Mason Trafford captaining Cavalry FC in 2022. Photo: CFC Media Mike Sturk

Like Minatel, most of the former CPL players who have stepped into off-field roles have done so on the soccer operations side of things. Cavalry’s Trafford is an exception. As the club’s Commercial and Marketing Director, he oversees multiple different facets of the club, including, but not entirely limited to tickets, partnerships, community, media, retail and marketing. 

His interest in business comes naturally, from a Bachelor of Science/Accounting degree earned during his time playing for the University of Nevada, Las Vegas, and from multiple business ventures he started with teammates while he was playing for both Ottawa and Miami. Upon joining Cavalry ahead of their inaugural season, Trafford was already in the office selling tickets and getting involved in community engagement. As his playing career neared its end — he hung up the boots after the 2022 season — Trafford’s responsibilities in the front office increased.

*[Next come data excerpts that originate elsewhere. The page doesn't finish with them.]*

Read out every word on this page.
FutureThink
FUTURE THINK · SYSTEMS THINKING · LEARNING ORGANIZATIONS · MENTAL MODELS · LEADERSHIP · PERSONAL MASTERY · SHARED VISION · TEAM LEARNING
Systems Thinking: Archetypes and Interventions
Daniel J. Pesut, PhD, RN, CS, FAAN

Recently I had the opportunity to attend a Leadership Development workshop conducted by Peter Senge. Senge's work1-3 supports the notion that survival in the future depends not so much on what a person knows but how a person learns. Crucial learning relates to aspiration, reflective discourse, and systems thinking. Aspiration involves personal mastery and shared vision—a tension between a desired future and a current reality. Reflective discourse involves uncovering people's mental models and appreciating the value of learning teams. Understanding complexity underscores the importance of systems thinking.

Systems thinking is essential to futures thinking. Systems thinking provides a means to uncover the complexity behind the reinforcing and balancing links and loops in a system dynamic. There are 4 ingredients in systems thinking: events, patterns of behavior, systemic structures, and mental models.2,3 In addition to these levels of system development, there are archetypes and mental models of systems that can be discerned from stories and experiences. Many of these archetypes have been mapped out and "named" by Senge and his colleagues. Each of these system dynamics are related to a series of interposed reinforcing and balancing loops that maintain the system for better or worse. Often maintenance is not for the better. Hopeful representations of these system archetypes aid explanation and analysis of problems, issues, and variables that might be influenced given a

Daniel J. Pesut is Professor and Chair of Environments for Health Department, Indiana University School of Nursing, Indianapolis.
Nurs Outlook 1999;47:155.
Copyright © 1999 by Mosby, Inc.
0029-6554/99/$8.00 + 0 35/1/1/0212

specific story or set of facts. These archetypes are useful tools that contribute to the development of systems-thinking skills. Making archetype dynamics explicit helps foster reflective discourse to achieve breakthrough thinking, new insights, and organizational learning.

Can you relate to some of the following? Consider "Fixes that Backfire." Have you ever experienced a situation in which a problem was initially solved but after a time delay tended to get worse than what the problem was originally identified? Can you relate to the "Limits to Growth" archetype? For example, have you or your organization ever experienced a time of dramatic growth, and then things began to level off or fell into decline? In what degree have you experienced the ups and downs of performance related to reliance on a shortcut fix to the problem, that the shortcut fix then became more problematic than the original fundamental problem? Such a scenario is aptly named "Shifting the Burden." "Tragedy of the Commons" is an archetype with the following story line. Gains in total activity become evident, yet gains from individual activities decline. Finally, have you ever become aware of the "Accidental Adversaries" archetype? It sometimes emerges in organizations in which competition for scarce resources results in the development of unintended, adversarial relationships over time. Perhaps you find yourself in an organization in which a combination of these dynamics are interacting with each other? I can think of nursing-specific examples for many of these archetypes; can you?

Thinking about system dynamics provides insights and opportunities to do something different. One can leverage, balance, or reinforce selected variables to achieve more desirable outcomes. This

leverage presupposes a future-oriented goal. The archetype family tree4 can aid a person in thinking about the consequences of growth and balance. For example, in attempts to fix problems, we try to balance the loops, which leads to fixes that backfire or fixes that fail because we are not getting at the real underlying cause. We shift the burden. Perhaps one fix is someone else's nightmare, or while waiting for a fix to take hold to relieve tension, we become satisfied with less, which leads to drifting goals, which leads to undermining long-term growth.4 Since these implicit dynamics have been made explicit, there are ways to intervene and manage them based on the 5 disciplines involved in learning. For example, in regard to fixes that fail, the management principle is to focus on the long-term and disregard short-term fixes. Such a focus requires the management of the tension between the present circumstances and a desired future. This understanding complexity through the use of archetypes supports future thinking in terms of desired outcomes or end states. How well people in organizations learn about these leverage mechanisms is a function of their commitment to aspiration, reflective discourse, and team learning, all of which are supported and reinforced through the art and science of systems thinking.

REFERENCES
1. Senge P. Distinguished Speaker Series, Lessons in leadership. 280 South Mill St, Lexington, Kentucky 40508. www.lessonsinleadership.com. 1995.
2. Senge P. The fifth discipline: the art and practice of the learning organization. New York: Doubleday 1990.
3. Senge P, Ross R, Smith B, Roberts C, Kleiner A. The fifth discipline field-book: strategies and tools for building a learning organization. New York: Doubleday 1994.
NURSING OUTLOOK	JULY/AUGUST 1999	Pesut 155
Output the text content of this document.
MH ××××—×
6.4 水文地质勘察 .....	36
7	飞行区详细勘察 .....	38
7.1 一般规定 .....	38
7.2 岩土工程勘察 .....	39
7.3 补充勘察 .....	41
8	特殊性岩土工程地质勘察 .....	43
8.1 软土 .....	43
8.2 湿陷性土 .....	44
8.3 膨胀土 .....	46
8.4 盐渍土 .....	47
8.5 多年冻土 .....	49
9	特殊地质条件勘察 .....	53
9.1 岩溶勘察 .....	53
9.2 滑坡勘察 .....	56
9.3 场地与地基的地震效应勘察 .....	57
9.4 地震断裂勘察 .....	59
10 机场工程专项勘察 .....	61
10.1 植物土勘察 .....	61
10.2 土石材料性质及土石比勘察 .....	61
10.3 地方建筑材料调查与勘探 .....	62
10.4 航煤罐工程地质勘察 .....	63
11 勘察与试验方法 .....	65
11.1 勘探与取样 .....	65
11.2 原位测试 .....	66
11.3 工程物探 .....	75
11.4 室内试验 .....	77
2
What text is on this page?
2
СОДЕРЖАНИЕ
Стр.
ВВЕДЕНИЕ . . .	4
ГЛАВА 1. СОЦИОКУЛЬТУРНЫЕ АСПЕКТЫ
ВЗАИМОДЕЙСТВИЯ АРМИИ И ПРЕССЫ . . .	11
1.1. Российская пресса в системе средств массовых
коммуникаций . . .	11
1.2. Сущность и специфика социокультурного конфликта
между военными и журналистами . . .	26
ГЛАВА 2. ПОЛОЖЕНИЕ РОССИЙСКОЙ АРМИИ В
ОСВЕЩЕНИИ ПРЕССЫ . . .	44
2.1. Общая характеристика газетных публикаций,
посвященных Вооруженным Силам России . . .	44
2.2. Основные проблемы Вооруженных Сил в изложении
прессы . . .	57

Besides being both interested in, and talented at, the business side of the sport, he says working on the commercial and marketing side of the club meant more stability. His soccer career has since taken him all over the world, from the United States, to Finland, China and finally back to Canada, where he grew up. Staying away from the coaching side of the game gave him greater opportunity to lay down some roots.

“I really love Calgary, and you know how it is, as a soccer player and even really as a soccer coach you might have to pick up and move every couple of years,” said Trafford, adding, “I wanted a bit of continuity in my life. I have three young kids and a wife so I wanted to live, buy a house and live in my personal life a little bit that way and build a career [here].” 

Trafford says that he’s “really a classic example of why this league is so important,” a player who was able to return from playing abroad to now find a post-playing career in the sport in Canada. He says that makes him feel an added responsibility to make sure that he does everything he can to continue to grow the culture and fandom of the game both in Calgary and the Canadian Premier League as a whole.

“I don’t take it for granted because I think we’ve got to build this thing right so that the next version of me, the next five- or six-year-old kid that is coming through Canada has something to dream about,” said Trafford. “That also gives you a lot of hope and a lot of energy when we are doing this and putting in the hard work.”

Across the league, that hard work being done by former players in front offices has added an extra layer of competition, those who once did battle on the playing field are now doing so in the boardroom. With that being said, there remains a collective purpose that they all share in pushing the game in this country to new heights.

“We are all in touch, we all stay in touch, share ideas, support each other,” said Beckie. “There is that competition between clubs, you want to succeed, but I also want the best for them. When we do well collectively, or each individual club, it is good for the league. At the end of the day, this is a business; we need to create more revenue for the future of our league, and the future of our players and that is what we are working to do.”